Last week I joined a lumbering parade of gas-hungry RVs and SUVs going to Arches National Park near Moab. Crossing the prehistoric red stones we looked like a pilgrimage to the fossilized source of our life-giving oil.
I love tourist sites, and Arches is special to me not just for the otherworldly scenery, but for the people-watching. And whether Niagara Falls, the Statue of Liberty, the Grand Canyon or Arches, tourist crowds are like a sea of diversity, a performance-art parade of haircuts, body shapes, accents, fashion statements and shoe leather.
I play the "nationality game" and try to figure out where people are from. If you're in a group, you can assign regions (East Asia, France, Germany, etc.) and keep score.
I can tell by the shoes. Germans wear dark socks with sandals. Italians pad about in the latest chic designs and Americans wear day-glow running shoes and basketball high-tops.

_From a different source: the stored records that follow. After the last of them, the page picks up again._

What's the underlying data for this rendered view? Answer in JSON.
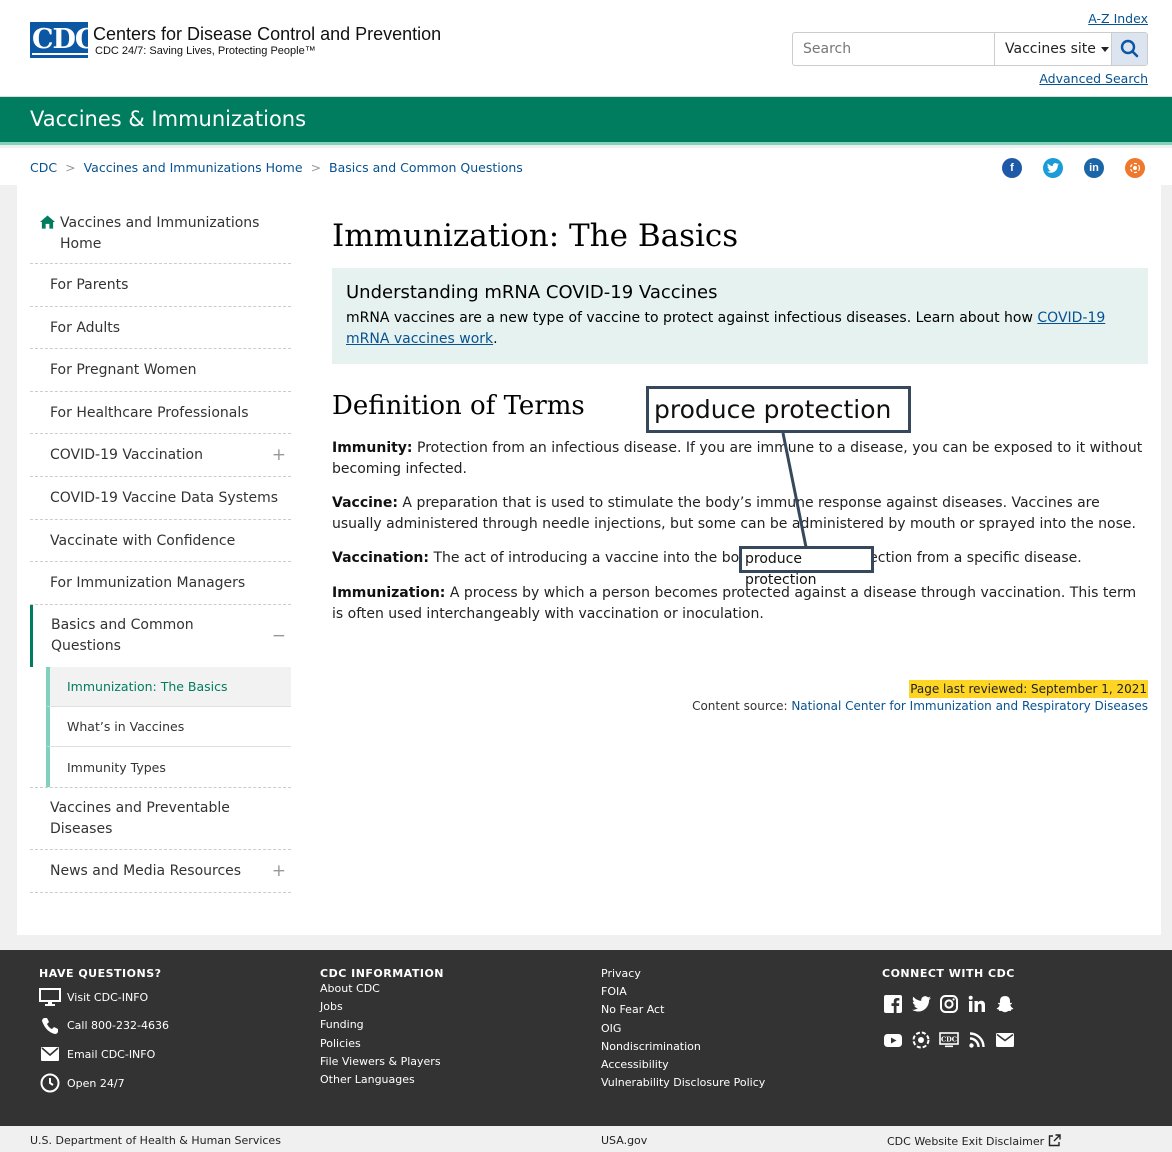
{
  "header": {
    "logo_text": "CDC",
    "org_name": "Centers for Disease Control and Prevention",
    "tagline": "CDC 24/7: Saving Lives, Protecting People™",
    "az_index": "A-Z Index",
    "search_placeholder": "Search",
    "search_scope": "Vaccines site",
    "advanced_search": "Advanced Search"
  },
  "site_title": "Vaccines & Immunizations",
  "breadcrumb": [
    "CDC",
    "Vaccines and Immunizations Home",
    "Basics and Common Questions"
  ],
  "share_icons": [
    "facebook-icon",
    "twitter-icon",
    "linkedin-icon",
    "syndicate-icon"
  ],
  "sidenav": {
    "home": "Vaccines and Immunizations Home",
    "items": [
      "For Parents",
      "For Adults",
      "For Pregnant Women",
      "For Healthcare Professionals",
      "COVID-19 Vaccination",
      "COVID-19 Vaccine Data Systems",
      "Vaccinate with Confidence",
      "For Immunization Managers",
      "Basics and Common Questions",
      "Vaccines and Preventable Diseases",
      "News and Media Resources"
    ],
    "sub_items": [
      "Immunization: The Basics",
      "What’s in Vaccines",
      "Immunity Types"
    ],
    "plus": "+",
    "minus": "−"
  },
  "main": {
    "title": "Immunization: The Basics",
    "callout_title": "Understanding mRNA COVID-19 Vaccines",
    "callout_text": "mRNA vaccines are a new type of vaccine to protect against infectious diseases. Learn about how ",
    "callout_link": "COVID-19 mRNA vaccines work",
    "callout_end": ".",
    "definitions_heading": "Definition of Terms",
    "terms": [
      {
        "term": "Immunity:",
        "text": " Protection from an infectious disease. If you are immune to a disease, you can be exposed to it without becoming infected."
      },
      {
        "term": "Vaccine:",
        "text": " A preparation that is used to stimulate the body’s immune response against diseases. Vaccines are usually administered through needle injections, but some can be administered by mouth or sprayed into the nose."
      },
      {
        "term": "Vaccination:",
        "text": " The act of introducing a vaccine into the body to produce protection from a specific disease."
      },
      {
        "term": "Immunization:",
        "text": " A process by which a person becomes protected against a disease through vaccination. This term is often used interchangeably with vaccination or inoculation."
      }
    ],
    "annotation": "produce protection",
    "reviewed": "Page last reviewed: September 1, 2021",
    "source_label": "Content source: ",
    "source_link": "National Center for Immunization and Respiratory Diseases"
  },
  "footer": {
    "questions_head": "HAVE QUESTIONS?",
    "contacts": [
      "Visit CDC-INFO",
      "Call 800-232-4636",
      "Email CDC-INFO",
      "Open 24/7"
    ],
    "info_head": "CDC INFORMATION",
    "info_links": [
      "About CDC",
      "Jobs",
      "Funding",
      "Policies",
      "File Viewers & Players",
      "Other Languages"
    ],
    "more_links": [
      "Privacy",
      "FOIA",
      "No Fear Act",
      "OIG",
      "Nondiscrimination",
      "Accessibility",
      "Vulnerability Disclosure Policy"
    ],
    "connect_head": "CONNECT WITH CDC",
    "social": [
      "facebook-icon",
      "twitter-icon",
      "instagram-icon",
      "linkedin-icon",
      "snapchat-icon",
      "youtube-icon",
      "pinterest-icon",
      "cdc-tv-icon",
      "rss-icon",
      "email-icon"
    ]
  },
  "subfooter": {
    "hhs": "U.S. Department of Health & Human Services",
    "usa": "USA.gov",
    "disclaimer": "CDC Website Exit Disclaimer"
  },
  "colors": {
    "brand_blue": "#0b57a4",
    "site_green": "#007c5f",
    "accent_mint": "#7fd3bd",
    "callout_bg": "#e6f2f0",
    "highlight": "#ffd524",
    "footer_bg": "#333333"
  }
}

And I love that, "I'm tired and I want to go back to the hotel" or "Where are we going now, Stanley?" sound the same in any dialect - the international language of the dysfunctional family.
I walked the Devil's Garden trail at the farthest end of the park. It is a labyrinth of redstone ridges banged into towers and arches by time. The rocks on the main trail are worn flat with traffic and the arch sites are crowded with point-and-clickers.

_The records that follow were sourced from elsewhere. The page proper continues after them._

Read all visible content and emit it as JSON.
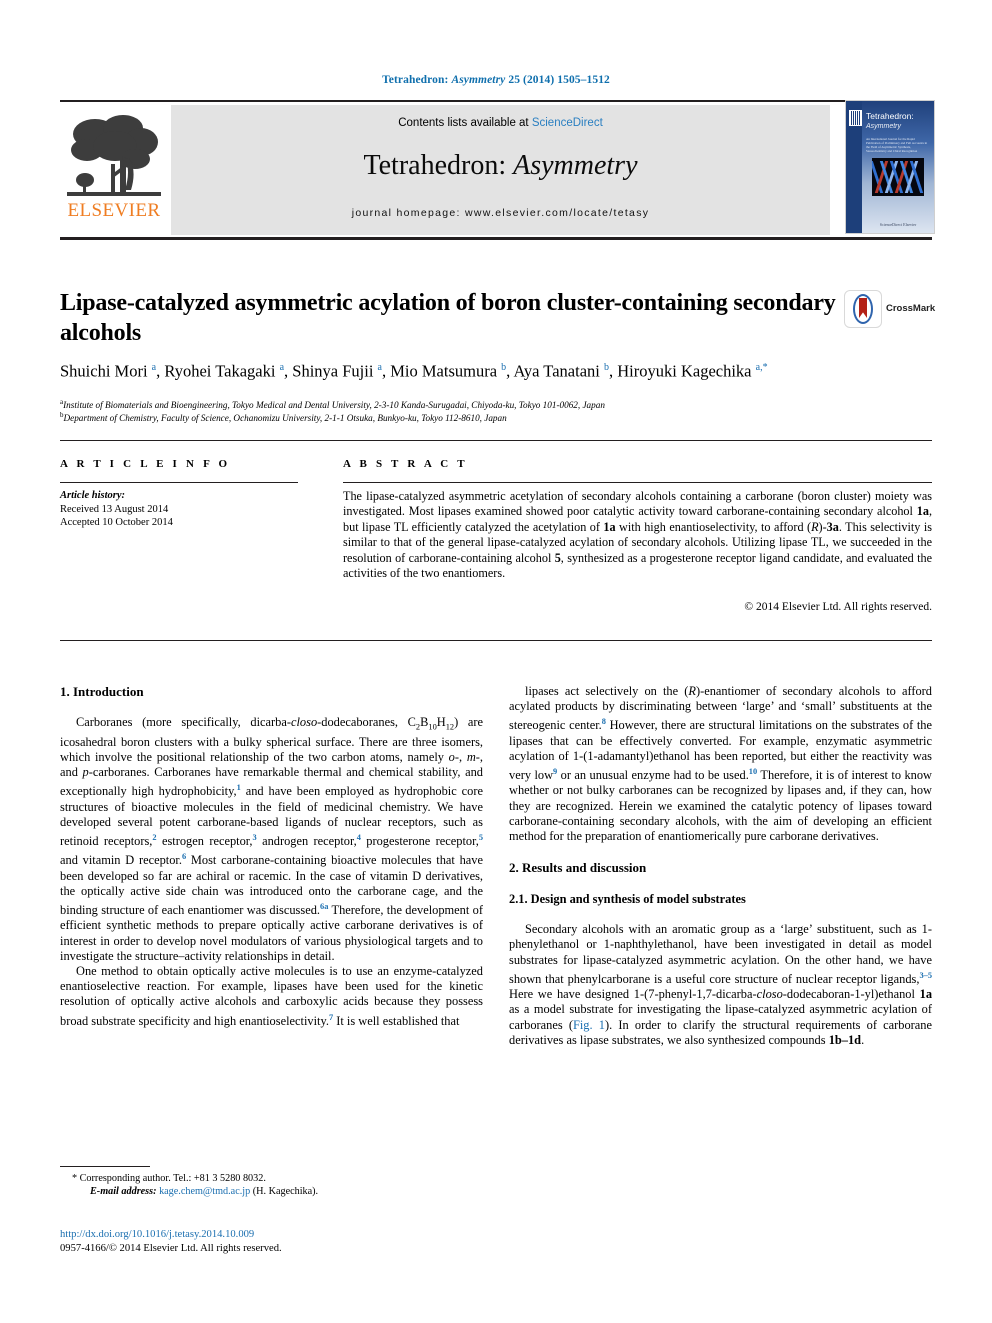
{
  "running_head": {
    "journal": "Tetrahedron:",
    "journal_italic": "Asymmetry",
    "citation": "25 (2014) 1505–1512"
  },
  "masthead": {
    "contents_prefix": "Contents lists available at ",
    "sciencedirect": "ScienceDirect",
    "journal_title_main": "Tetrahedron:",
    "journal_title_italic": "Asymmetry",
    "homepage": "journal homepage: www.elsevier.com/locate/tetasy",
    "publisher_wordmark": "ELSEVIER"
  },
  "cover": {
    "title": "Tetrahedron:",
    "subtitle": "Asymmetry",
    "blurb": "An International Journal for the Rapid Publication of Preliminary and Full Accounts in the Field of Asymmetric Synthesis, Stereochemistry and Chiral Recognition",
    "footer": "ScienceDirect Elsevier"
  },
  "article": {
    "title": "Lipase-catalyzed asymmetric acylation of boron cluster-containing secondary alcohols",
    "crossmark_label": "CrossMark",
    "authors_html": "Shuichi Mori <sup>a</sup>, Ryohei Takagaki <sup>a</sup>, Shinya Fujii <sup>a</sup>, Mio Matsumura <sup>b</sup>, Aya Tanatani <sup>b</sup>, Hiroyuki Kagechika <sup>a,*</sup>",
    "affiliation_a": "Institute of Biomaterials and Bioengineering, Tokyo Medical and Dental University, 2-3-10 Kanda-Surugadai, Chiyoda-ku, Tokyo 101-0062, Japan",
    "affiliation_a_marker": "a",
    "affiliation_b": "Department of Chemistry, Faculty of Science, Ochanomizu University, 2-1-1 Otsuka, Bunkyo-ku, Tokyo 112-8610, Japan",
    "affiliation_b_marker": "b"
  },
  "article_info": {
    "heading": "A R T I C L E   I N F O",
    "history_label": "Article history:",
    "received": "Received 13 August 2014",
    "accepted": "Accepted 10 October 2014"
  },
  "abstract": {
    "heading": "A B S T R A C T",
    "body_html": "The lipase-catalyzed asymmetric acetylation of secondary alcohols containing a carborane (boron cluster) moiety was investigated. Most lipases examined showed poor catalytic activity toward carborane-containing secondary alcohol <b>1a</b>, but lipase TL efficiently catalyzed the acetylation of <b>1a</b> with high enantioselectivity, to afford (<i>R</i>)-<b>3a</b>. This selectivity is similar to that of the general lipase-catalyzed acylation of secondary alcohols. Utilizing lipase TL, we succeeded in the resolution of carborane-containing alcohol <b>5</b>, synthesized as a progesterone receptor ligand candidate, and evaluated the activities of the two enantiomers.",
    "copyright": "© 2014 Elsevier Ltd. All rights reserved."
  },
  "body": {
    "left": {
      "section1_heading": "1. Introduction",
      "para1_html": "Carboranes (more specifically, dicarba-<i>closo</i>-dodecaboranes, C<sub>2</sub>B<sub>10</sub>H<sub>12</sub>) are icosahedral boron clusters with a bulky spherical surface. There are three isomers, which involve the positional relationship of the two carbon atoms, namely <i>o</i>-, <i>m</i>-, and <i>p</i>-carboranes. Carboranes have remarkable thermal and chemical stability, and exceptionally high hydrophobicity,<sup>1</sup> and have been employed as hydrophobic core structures of bioactive molecules in the field of medicinal chemistry. We have developed several potent carborane-based ligands of nuclear receptors, such as retinoid receptors,<sup>2</sup> estrogen receptor,<sup>3</sup> androgen receptor,<sup>4</sup> progesterone receptor,<sup>5</sup> and vitamin D receptor.<sup>6</sup> Most carborane-containing bioactive molecules that have been developed so far are achiral or racemic. In the case of vitamin D derivatives, the optically active side chain was introduced onto the carborane cage, and the binding structure of each enantiomer was discussed.<sup>6a</sup> Therefore, the development of efficient synthetic methods to prepare optically active carborane derivatives is of interest in order to develop novel modulators of various physiological targets and to investigate the structure–activity relationships in detail.",
      "para2_html": "One method to obtain optically active molecules is to use an enzyme-catalyzed enantioselective reaction. For example, lipases have been used for the kinetic resolution of optically active alcohols and carboxylic acids because they possess broad substrate specificity and high enantioselectivity.<sup>7</sup> It is well established that"
    },
    "right": {
      "para1_html": "lipases act selectively on the (<i>R</i>)-enantiomer of secondary alcohols to afford acylated products by discriminating between ‘large’ and ‘small’ substituents at the stereogenic center.<sup>8</sup> However, there are structural limitations on the substrates of the lipases that can be effectively converted. For example, enzymatic asymmetric acylation of 1-(1-adamantyl)ethanol has been reported, but either the reactivity was very low<sup>9</sup> or an unusual enzyme had to be used.<sup>10</sup> Therefore, it is of interest to know whether or not bulky carboranes can be recognized by lipases and, if they can, how they are recognized. Herein we examined the catalytic potency of lipases toward carborane-containing secondary alcohols, with the aim of developing an efficient method for the preparation of enantiomerically pure carborane derivatives.",
      "section2_heading": "2. Results and discussion",
      "section21_heading": "2.1. Design and synthesis of model substrates",
      "para2_html": "Secondary alcohols with an aromatic group as a ‘large’ substituent, such as 1-phenylethanol or 1-naphthylethanol, have been investigated in detail as model substrates for lipase-catalyzed asymmetric acylation. On the other hand, we have shown that phenylcarborane is a useful core structure of nuclear receptor ligands,<sup>3–5</sup> Here we have designed 1-(7-phenyl-1,7-dicarba-<i>closo</i>-dodecaboran-1-yl)ethanol <b>1a</b> as a model substrate for investigating the lipase-catalyzed asymmetric acylation of carboranes (<span class=\"lnk\">Fig. 1</span>). In order to clarify the structural requirements of carborane derivatives as lipase substrates, we also synthesized compounds <b>1b–1d</b>."
    }
  },
  "footnote": {
    "marker": "*",
    "corresponding": "Corresponding author. Tel.: +81 3 5280 8032.",
    "email_label": "E-mail address:",
    "email": "kage.chem@tmd.ac.jp",
    "email_owner": "(H. Kagechika)."
  },
  "footer": {
    "doi": "http://dx.doi.org/10.1016/j.tetasy.2014.10.009",
    "issn_line": "0957-4166/© 2014 Elsevier Ltd. All rights reserved."
  },
  "colors": {
    "link": "#1b6fb0",
    "elsevier_orange": "#ef7d22",
    "band_gray": "#e3e3e3"
  }
}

There is that awkwardness about whether to greet every passer-by on tourist trails. "Hello" and "Hot, ain't it?" turns to a curt "Hey" from me and then just a nod and smile to the next few before I just look straight ahead and walk.
I was at full greeting indifference when I got to the first high ridge and ran into a group of Mormons from Provo. They wore BYU hats, smiled a lot and were very chatty.

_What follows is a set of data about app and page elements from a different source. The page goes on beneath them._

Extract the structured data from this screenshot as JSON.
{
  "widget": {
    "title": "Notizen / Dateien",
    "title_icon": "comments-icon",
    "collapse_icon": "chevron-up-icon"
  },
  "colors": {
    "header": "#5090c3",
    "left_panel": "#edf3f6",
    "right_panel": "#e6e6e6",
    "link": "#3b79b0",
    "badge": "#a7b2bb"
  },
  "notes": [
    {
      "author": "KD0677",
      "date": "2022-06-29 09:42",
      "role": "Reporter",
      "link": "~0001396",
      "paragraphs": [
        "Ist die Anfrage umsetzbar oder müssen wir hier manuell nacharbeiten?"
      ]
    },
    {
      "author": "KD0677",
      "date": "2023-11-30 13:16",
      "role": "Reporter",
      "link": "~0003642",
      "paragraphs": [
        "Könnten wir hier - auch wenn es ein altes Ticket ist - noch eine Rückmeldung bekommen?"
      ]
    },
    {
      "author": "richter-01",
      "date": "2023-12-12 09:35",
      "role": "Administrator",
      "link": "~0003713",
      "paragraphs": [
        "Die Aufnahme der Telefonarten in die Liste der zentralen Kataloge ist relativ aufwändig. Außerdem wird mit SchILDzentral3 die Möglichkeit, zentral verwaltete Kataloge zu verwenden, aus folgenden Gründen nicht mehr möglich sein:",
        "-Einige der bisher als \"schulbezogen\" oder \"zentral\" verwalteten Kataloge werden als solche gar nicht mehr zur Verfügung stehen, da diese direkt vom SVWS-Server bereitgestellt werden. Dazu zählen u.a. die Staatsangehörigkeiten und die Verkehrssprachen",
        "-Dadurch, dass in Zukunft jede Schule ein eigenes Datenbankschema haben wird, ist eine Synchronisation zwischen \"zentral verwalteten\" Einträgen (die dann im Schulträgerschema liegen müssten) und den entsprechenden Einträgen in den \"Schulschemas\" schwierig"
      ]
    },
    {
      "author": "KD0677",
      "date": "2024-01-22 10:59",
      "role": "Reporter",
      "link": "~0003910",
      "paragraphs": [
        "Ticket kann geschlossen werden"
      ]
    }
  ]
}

I am afraid of Mormons. And there I am in Utah, on their turf, and I'm thinking they might drag me to some compound out in the desert and I'll come back wearing a BYU hat, smiling and being downright chatty.
I shook them on the switchbacks and rocky steeps of the "primitive trail" at the end of the canyon and found a quiet spot to watch the sunset light up the red rocks. I looked down at my very "American" day-glo running shoes and then felt bad. Maybe they were just being nice (or maybe they did put something in my water).